Изменить стиль страницы

Идею создания станции на базе орбитального модуля Челомея первым высказал Феоктистов. На нашем заводе не изготавливались крупногабаритные космические аппараты, и он предложил использовать корпус аппарата, созданный в организации Челомея, и разработать для него бортовые системы силами нашей кооперации. Предложение было представлено министру общего машиностроения Афанасьеву. Тот оказался в очень трудном положении. С одной стороны, он понимал, что наша кооперация обладает большим опытом и сможет создать станцию быстрее. С другой стороны, было очевидно, что при таком решении Челомей лишится надежды стать лидером на новом этапе космических работ и будет категорически возражать. О дружеском сотрудничестве Мишина с Челомеем речи быть не могло. В то время между руководителями крупных оборонных предприятий была сильнейшая конкуренция за получение приоритета у руководства страны. Приоритета во всем: в деньгах, в создании кооперации, в наградах для организации и так далее.

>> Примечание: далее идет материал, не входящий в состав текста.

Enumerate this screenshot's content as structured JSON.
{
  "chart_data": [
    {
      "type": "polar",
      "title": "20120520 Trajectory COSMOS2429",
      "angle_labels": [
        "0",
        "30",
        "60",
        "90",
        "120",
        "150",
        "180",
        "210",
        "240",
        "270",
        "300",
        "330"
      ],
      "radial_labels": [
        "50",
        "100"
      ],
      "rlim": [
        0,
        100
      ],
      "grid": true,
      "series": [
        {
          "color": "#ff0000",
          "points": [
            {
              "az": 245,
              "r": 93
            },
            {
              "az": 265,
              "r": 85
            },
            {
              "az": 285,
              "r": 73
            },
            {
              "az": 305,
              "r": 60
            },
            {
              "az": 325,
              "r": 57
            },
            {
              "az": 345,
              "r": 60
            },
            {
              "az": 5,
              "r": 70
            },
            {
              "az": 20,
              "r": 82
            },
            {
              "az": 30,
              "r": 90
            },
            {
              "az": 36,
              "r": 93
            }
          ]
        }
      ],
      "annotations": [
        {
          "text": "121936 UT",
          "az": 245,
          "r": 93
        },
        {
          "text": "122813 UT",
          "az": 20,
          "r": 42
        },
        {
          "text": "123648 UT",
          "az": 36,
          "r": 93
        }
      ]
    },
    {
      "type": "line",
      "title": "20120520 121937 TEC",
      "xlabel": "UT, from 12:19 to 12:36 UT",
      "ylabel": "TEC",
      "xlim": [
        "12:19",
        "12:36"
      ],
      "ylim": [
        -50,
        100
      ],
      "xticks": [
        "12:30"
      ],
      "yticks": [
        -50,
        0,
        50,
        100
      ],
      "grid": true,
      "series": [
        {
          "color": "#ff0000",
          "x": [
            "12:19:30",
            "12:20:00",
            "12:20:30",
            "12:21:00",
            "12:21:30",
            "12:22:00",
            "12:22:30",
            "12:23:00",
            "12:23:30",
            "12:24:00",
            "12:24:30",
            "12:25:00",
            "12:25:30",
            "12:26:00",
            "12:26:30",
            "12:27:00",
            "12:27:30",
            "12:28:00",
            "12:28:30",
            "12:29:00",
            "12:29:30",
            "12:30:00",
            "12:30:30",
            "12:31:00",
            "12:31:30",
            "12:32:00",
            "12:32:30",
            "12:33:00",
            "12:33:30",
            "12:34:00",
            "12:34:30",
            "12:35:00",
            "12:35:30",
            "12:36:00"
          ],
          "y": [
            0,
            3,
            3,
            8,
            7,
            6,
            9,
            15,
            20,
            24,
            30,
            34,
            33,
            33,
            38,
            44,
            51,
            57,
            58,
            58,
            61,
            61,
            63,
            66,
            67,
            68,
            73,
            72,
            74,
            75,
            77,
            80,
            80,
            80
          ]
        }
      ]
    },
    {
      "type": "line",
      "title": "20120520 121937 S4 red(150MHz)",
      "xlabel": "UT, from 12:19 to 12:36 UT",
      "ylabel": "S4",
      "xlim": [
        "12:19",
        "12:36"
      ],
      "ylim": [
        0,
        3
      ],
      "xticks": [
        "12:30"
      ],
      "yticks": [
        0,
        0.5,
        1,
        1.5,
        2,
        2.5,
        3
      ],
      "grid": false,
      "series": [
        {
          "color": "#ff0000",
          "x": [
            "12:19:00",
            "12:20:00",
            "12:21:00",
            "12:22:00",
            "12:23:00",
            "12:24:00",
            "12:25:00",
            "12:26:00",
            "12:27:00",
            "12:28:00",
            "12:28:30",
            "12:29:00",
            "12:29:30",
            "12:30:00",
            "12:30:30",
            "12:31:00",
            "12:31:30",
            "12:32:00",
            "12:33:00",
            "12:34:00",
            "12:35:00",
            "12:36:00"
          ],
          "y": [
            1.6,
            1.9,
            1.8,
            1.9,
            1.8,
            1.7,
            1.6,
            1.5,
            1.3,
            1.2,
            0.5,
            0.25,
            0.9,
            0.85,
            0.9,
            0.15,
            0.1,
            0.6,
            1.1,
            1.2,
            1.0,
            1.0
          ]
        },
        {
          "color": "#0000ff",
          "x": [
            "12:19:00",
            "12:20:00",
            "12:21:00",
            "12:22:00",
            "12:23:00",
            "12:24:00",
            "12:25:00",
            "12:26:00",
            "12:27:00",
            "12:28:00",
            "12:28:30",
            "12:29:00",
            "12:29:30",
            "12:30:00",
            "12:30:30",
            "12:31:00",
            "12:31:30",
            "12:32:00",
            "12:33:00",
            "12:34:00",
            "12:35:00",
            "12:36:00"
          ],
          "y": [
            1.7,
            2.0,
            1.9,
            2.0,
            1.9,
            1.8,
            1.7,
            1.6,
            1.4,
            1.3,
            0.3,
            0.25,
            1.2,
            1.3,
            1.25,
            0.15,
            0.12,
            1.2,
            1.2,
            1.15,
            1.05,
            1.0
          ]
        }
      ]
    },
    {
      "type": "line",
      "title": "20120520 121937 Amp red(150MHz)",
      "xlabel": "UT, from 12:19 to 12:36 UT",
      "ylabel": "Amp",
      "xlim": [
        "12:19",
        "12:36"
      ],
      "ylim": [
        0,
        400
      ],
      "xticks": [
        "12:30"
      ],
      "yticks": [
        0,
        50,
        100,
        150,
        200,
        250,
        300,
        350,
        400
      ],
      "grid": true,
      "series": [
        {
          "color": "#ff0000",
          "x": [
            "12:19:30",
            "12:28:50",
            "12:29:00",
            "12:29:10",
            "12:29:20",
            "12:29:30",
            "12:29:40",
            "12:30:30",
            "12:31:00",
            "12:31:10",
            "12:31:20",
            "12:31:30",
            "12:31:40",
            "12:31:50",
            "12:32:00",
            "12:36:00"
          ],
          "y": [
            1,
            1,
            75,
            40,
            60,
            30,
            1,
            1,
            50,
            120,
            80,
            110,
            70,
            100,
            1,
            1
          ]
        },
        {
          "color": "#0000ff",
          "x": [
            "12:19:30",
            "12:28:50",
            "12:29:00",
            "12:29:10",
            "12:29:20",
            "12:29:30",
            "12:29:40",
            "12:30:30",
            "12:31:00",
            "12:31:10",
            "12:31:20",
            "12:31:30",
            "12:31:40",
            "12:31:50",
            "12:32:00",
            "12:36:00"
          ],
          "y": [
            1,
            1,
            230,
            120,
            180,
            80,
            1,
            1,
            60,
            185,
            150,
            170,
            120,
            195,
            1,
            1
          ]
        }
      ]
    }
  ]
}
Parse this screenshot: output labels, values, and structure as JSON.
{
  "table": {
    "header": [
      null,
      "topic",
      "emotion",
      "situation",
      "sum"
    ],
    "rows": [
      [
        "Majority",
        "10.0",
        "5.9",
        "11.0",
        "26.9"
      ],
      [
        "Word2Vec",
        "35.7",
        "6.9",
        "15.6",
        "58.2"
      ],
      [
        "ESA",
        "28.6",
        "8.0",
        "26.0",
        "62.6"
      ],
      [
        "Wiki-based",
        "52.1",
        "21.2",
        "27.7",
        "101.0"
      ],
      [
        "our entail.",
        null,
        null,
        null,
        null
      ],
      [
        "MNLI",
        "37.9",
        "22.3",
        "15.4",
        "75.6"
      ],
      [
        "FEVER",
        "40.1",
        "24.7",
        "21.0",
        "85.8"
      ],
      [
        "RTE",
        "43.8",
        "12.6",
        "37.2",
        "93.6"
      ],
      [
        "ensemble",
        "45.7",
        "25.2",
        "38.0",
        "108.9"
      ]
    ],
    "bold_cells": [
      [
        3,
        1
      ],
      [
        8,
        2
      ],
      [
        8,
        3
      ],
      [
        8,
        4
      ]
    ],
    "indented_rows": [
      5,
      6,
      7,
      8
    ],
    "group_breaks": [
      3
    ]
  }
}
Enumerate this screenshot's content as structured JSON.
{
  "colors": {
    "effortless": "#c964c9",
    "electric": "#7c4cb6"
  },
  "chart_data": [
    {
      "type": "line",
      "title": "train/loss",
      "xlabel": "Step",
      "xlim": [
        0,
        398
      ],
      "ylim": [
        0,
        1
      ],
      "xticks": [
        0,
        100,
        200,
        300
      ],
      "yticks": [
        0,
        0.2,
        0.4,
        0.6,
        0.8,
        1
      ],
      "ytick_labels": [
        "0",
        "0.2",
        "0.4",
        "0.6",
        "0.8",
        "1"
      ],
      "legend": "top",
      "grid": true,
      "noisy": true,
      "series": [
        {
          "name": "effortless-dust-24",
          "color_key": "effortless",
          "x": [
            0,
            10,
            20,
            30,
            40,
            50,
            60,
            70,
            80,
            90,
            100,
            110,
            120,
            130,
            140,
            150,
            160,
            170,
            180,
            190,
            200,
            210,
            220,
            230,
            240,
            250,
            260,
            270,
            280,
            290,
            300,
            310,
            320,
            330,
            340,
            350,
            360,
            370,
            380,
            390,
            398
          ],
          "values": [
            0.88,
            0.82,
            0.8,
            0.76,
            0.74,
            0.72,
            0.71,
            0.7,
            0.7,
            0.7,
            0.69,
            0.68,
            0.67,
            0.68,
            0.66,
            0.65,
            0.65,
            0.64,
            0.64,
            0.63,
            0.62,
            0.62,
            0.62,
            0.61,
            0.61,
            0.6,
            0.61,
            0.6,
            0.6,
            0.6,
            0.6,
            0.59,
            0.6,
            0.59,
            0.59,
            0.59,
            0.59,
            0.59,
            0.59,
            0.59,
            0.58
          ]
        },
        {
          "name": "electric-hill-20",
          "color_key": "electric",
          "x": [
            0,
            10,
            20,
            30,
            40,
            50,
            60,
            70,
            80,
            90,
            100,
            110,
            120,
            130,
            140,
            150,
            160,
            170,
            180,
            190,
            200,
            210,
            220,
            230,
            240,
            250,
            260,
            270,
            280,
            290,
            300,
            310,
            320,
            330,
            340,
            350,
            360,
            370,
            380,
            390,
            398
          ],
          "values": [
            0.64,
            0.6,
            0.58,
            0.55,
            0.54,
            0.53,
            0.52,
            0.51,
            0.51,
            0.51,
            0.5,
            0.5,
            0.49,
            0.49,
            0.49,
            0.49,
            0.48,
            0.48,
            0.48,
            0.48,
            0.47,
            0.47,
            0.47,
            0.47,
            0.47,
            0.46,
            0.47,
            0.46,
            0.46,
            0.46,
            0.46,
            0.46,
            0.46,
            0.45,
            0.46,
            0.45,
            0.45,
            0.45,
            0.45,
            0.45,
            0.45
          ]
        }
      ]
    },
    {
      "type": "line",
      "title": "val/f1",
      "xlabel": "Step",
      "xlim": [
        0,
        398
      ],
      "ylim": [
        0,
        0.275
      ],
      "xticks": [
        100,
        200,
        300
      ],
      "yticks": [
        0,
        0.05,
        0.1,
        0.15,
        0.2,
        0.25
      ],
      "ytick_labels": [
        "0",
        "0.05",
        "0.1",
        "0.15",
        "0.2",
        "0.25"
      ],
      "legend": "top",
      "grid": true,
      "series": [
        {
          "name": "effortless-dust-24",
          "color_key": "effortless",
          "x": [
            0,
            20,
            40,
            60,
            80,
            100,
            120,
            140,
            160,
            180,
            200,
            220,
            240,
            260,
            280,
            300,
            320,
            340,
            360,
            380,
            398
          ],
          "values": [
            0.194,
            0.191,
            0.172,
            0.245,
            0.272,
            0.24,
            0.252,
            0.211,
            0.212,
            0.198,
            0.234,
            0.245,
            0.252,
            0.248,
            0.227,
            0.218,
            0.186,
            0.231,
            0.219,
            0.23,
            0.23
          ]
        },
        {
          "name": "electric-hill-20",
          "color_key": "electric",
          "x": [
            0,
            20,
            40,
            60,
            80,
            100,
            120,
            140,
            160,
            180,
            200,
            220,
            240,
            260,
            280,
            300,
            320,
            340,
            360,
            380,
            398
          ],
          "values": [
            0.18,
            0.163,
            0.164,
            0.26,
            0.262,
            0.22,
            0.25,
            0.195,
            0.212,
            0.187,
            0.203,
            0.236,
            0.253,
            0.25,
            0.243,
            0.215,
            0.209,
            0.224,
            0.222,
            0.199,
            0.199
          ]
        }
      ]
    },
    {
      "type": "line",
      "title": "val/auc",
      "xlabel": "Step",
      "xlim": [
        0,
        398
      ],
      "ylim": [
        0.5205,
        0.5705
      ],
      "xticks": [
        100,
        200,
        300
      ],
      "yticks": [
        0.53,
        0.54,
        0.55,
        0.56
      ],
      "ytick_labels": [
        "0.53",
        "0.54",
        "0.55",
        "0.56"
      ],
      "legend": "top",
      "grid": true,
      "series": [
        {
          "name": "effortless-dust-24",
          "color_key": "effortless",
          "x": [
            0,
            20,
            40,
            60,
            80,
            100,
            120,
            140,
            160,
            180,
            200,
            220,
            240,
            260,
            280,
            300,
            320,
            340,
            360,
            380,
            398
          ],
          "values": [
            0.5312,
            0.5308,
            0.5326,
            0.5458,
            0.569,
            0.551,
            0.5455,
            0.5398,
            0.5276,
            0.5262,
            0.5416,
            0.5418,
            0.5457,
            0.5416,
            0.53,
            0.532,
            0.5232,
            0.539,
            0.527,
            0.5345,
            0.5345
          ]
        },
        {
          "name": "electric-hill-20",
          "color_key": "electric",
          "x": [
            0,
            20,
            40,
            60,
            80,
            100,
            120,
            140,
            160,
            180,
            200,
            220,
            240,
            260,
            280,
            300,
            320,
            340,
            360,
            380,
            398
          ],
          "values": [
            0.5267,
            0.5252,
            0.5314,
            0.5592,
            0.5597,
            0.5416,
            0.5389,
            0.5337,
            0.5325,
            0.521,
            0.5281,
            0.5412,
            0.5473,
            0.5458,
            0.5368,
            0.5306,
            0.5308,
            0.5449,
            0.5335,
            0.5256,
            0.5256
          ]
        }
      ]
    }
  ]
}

Каждый главный конструктор имел своих покровителей в Центральном Комитете. Для министра вступить в конфликт с главным конструктором означало испортить отношения с кем-то на самом верху. Это было рискованно. После долгих раздумий Афанасьев решил принять наше предложение. Он вел очень сложные переговоры с Челомеем и с руководством страны и в конце концов добился решения вопроса в нашу пользу.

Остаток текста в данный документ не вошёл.